【求助!!!】使用ColossalAI训练出来的模型效果很差,不知道是什么原因?
我用ColossalAI训练GPT2模型(参考示例:https://github.com/hpcaitech/ColossalAI-Examples/tree/main/language/gpt ),训练出来的效果很差,用模型推理出来的都是逗号、句号、“的”、“是”、“我”、“你”、“这”等等语言中出现概率最高的词,中英文的模型我都训练过,都是这样。不知道是模型训练有问题,还是推理方法有问题?
我的核心推理代码如下:
加载模型(模型训练周期Epoch=25)
model = gpt2_small() checkpoint = torch.load("colossalai_model.pt") model_state = checkpoint['model'] model.load_state_dict(model_state, strict=TRUE) model.eval()
推理过程
indexed_tokens = [6759, 487, 17, 34, 11] # [6759, 487, 17, 34, 11] 对应的文本是“病情分析:你的” tokens_tensor = torch.tensor([indexed_tokens]) outputs = model(tokens_tensor) _, top_ix = torch.topk(outputs[0], k=10) print(top_ix)
推理结果:
tensor([[ 16, 11, 12, 5, 22, 7, 69, 34, 17, 26], [ 16, 11, 12, 5, 487, 17, 7, 34, 22, 1840], [ 16, 11, 12, 5, 22, 7, 17, 34, 32, 487], [ 16, 11, 12, 34, 22, 69, 5, 17, 7, 32], [ 16, 11, 12, 5, 22, 17, 34, 69, 7, 1840]])
对应词典:
5------< pad> 7------< eod> 11------的 12------。 16------, 17------: 22------是 26------有 32------这 34------你 69------可以 487------分析 1840------意见 6759------病情
这个问题困扰了我两个多月,一直无法用ColossalAI训练出能够正常推理的模型,中英文语料都尝试过,推理出来的结果都是语言中出现概率最高的字符。求大神帮我解惑,拜托!!!!!!
Bot detected the issue body's language is not English, translate it automatically. 👯👭🏻🧑🤝🧑👫🧑🏿🤝🧑🏻👩🏾🤝👨🏿👬🏿
Title: 【Help! ! ! 】The model trained with ColossalAI is very poor. I don’t know why?
Hi @recool08 , we are evaluating the training quality of our GPT2 models. Results are coming as soon as possible. Please keep an eye on our updates.
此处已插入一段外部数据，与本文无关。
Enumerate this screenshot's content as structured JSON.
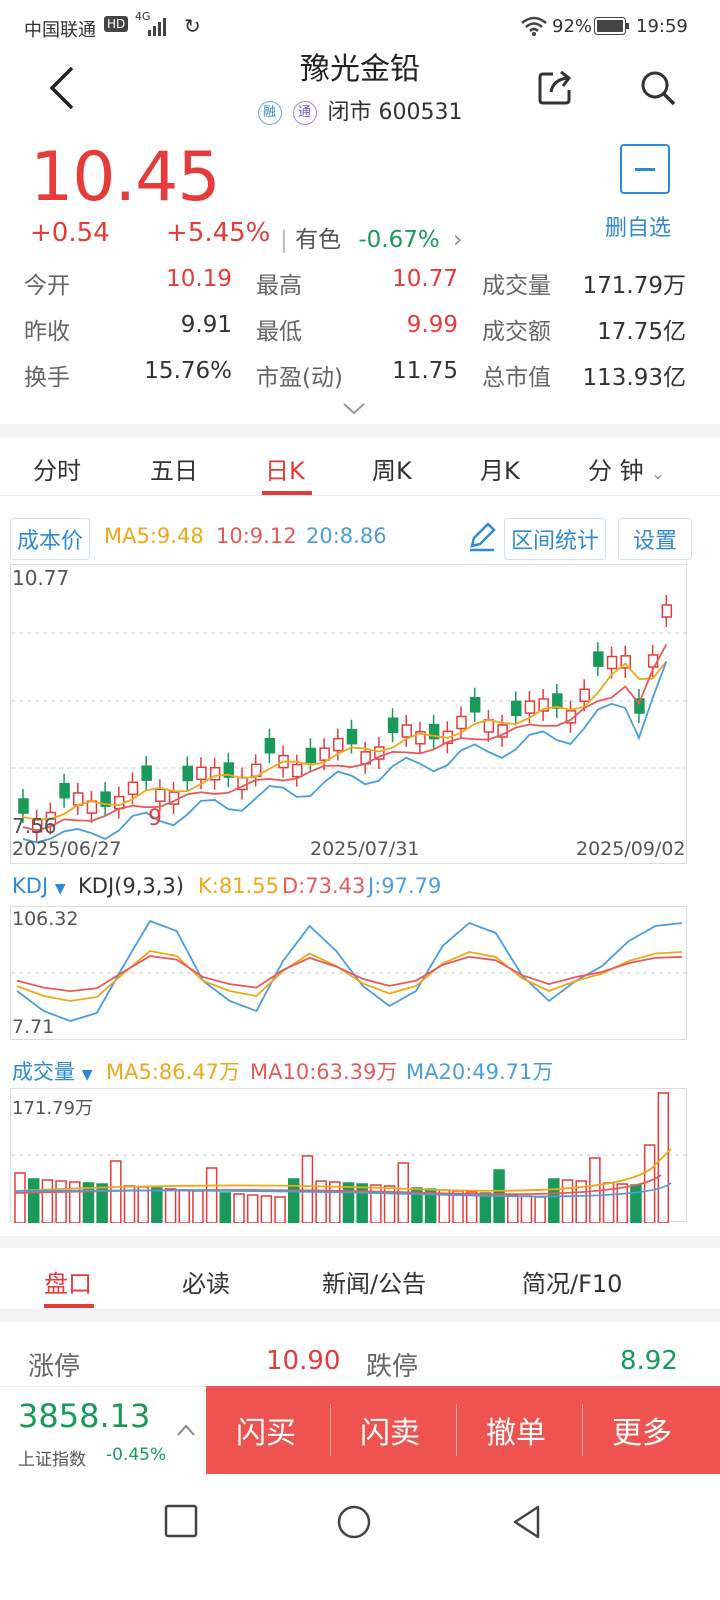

Hi @recool08 , we are evaluating the training quality of our GPT2 models. Results are coming as soon as possible. Please keep an eye on our updates.
Thanks!!!
Do you have solved this problem?
@recool08 你有找到问题吗? @kurisusnowdeng do you have report your results on chatgpt training
Bot detected the issue body's language is not English, translate it automatically. 👯👭🏻🧑🤝🧑👫🧑🏿🤝🧑🏻👩🏾🤝👨🏿👬🏿
@recool08 did you find the problem?
Hi @Syno8, we are still developing our chatgpt training by following the released information from OpenAI. We do not have many results so far, but hopefully we could guarantee the training quality of ColossalAI's chatgpt as soon as possible.